There is NO doubt that the amount of time children and adolescents are spending with screens has more than doubled in just the past 10 years and that much more of anything would certainly draw some scrutiny and concern and would certainly by looked at as a possible cause for all kinds of parental and societal concerns. But we are all (well most of us are) using digital devices and screen related functionality more in ever increasingly broad aspects of our lives. So, perhaps we need to look a bit more closely at the question of screen time. Does the Goldilocks Hypothesis makes sense? By staring with the idea than not enough may be as bad as too much could help us to define how much of what sorts of screen time activities or engagement for who is “just right”? Addressing the questions of screen time this way can suggest (with data) what the tipping or inflection points are for many screen time activities and can show us how different those inflection points might be (e.g., over 4 hours of general computer time and under 32 hours of either game play or smart phone use). The effects size research is critical as well, if we are to understand something of the impacts of screen time.
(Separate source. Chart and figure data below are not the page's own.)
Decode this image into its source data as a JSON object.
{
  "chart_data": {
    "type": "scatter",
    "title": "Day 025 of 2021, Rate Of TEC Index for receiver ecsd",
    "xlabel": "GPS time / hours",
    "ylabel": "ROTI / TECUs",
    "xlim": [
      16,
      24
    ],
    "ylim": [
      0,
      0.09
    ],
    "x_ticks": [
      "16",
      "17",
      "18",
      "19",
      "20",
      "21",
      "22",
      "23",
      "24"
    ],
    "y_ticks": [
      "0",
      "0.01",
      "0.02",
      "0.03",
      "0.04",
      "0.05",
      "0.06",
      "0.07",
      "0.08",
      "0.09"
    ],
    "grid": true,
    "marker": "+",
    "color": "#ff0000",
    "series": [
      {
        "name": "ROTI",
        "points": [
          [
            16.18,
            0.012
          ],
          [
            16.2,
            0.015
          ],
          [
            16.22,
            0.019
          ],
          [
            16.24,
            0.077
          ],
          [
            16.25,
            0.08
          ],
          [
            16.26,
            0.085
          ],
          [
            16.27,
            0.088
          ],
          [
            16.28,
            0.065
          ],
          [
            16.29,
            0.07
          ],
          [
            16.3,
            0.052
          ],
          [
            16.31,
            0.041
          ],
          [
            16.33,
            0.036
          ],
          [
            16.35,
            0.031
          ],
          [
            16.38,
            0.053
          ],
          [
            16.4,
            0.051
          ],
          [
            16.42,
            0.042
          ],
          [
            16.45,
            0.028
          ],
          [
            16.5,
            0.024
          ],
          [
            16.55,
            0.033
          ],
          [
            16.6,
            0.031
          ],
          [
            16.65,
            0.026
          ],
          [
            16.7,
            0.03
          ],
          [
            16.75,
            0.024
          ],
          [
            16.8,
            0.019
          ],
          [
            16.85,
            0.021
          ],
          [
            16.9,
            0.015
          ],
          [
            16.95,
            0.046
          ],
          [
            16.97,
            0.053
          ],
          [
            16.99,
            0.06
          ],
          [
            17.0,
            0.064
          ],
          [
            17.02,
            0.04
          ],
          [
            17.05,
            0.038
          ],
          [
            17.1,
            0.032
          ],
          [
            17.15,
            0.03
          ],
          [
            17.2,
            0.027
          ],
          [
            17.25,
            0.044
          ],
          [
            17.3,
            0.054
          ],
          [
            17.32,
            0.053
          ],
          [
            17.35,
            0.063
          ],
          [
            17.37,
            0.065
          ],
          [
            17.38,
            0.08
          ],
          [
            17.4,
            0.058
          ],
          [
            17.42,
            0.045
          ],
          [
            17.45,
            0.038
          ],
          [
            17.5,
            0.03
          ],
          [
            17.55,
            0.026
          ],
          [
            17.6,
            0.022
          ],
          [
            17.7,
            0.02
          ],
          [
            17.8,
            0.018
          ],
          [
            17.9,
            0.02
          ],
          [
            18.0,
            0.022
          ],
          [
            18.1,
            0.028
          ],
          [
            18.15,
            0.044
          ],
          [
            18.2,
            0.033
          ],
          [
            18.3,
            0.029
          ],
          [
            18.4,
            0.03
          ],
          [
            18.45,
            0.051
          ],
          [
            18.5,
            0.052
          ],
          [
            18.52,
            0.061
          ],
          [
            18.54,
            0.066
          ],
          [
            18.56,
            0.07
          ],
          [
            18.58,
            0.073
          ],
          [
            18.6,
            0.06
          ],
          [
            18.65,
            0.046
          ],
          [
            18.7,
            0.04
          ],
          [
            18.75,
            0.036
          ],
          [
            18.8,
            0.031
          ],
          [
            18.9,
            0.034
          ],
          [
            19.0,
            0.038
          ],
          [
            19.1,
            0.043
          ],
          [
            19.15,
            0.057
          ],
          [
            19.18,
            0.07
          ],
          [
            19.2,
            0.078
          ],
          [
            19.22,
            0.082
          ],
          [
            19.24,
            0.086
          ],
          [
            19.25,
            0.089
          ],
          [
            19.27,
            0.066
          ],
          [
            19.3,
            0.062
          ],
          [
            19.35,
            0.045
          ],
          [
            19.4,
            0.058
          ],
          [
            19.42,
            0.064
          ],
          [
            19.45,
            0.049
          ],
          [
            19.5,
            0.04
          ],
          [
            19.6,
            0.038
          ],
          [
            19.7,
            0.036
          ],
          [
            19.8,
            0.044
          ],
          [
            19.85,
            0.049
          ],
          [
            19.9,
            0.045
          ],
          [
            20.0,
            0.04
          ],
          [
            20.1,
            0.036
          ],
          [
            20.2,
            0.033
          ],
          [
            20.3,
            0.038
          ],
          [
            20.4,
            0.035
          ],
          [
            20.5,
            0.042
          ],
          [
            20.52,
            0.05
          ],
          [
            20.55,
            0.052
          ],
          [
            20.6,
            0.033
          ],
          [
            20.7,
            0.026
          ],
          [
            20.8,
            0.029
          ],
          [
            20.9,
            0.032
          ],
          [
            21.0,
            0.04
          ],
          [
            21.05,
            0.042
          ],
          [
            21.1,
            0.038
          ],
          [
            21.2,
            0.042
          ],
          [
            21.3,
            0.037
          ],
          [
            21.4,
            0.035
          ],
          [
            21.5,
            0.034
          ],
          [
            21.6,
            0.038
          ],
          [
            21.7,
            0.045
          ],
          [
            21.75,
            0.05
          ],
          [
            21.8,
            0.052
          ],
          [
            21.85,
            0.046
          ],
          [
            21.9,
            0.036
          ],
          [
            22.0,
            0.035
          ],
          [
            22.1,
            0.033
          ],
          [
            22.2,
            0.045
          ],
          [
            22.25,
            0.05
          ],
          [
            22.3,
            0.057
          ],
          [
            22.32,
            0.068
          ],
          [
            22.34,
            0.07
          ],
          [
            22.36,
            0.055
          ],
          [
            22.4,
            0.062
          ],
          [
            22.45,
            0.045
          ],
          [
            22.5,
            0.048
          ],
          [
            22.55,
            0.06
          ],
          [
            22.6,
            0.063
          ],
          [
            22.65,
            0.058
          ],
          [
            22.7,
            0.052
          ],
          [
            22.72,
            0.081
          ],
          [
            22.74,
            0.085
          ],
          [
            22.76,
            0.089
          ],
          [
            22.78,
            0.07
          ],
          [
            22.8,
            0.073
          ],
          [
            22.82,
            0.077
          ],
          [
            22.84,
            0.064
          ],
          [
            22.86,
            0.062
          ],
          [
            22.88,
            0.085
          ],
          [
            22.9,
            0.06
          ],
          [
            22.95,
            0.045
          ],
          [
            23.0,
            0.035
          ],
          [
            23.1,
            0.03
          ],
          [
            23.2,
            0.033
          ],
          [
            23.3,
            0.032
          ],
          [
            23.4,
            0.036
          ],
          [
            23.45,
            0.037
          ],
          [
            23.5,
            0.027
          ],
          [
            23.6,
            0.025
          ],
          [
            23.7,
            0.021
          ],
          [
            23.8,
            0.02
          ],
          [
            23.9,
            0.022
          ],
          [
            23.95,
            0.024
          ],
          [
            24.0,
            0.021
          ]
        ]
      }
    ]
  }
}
The author’s closing recommendations are worth repeating, use a diversity of screens but get enough sleep and have breakfast!

Questions for Discussion:

  1. Why is asking how a lot of screen time is bad for development and well-being a less than useful research question?
  2. What is the Goldilocks Hypothesis and why it is important in figuring out the effects of screen time?
  3. How should the emerging field of screen time research be defining and researching screen time effects? How might this research domain be expanded and what should such an expansion consider including?

References (Read Further):

Children and parents: media use and attitudes report 2015

Przybylski, A. K., & Weinstein, N. (2017). A large-scale test of the Goldilocks Hypothesis: Quantifying the relations between digital-screen use and the mental well-being of adolescents. Psychological Science, 28(2), 204-215.

Orben, A., & Przybylski, A. K. (2019). Screens, teens, and psychological well-being: evidence from three time-use-diary studies. Psychological science, 30(5), 682-696.

Hale, L., & Guan, S. (2015). Screen time and sleep among school-aged children and adolescents: a systematic literature review. Sleep medicine reviews, 21, 50-58.

Bucksch, J., Sigmundova, D., Hamrik, Z., Troped, P. J., Melkevik, O., Ahluwalia, N., … & Inchley, J. (2016). International trends in adolescent screen-time behaviors from 2002 to 2010. Journal of Adolescent Health, 58(4), 417-425.

Blum-Ross, A., & Livingstone, S. (2016). Families and screen time: Current advice and emerging research.

LeBlanc, A. G., Katzmarzyk, P. T., Barreira, T. V., Broyles, S. T., Chaput, J. P., Church, T. S., … & Kurpad, A. (2015). Correlates of total sedentary time and screen time in 9–11 year-old children around the world: the international study of childhood obesity, lifestyle and the environment. PloS one, 10(6), e0129622.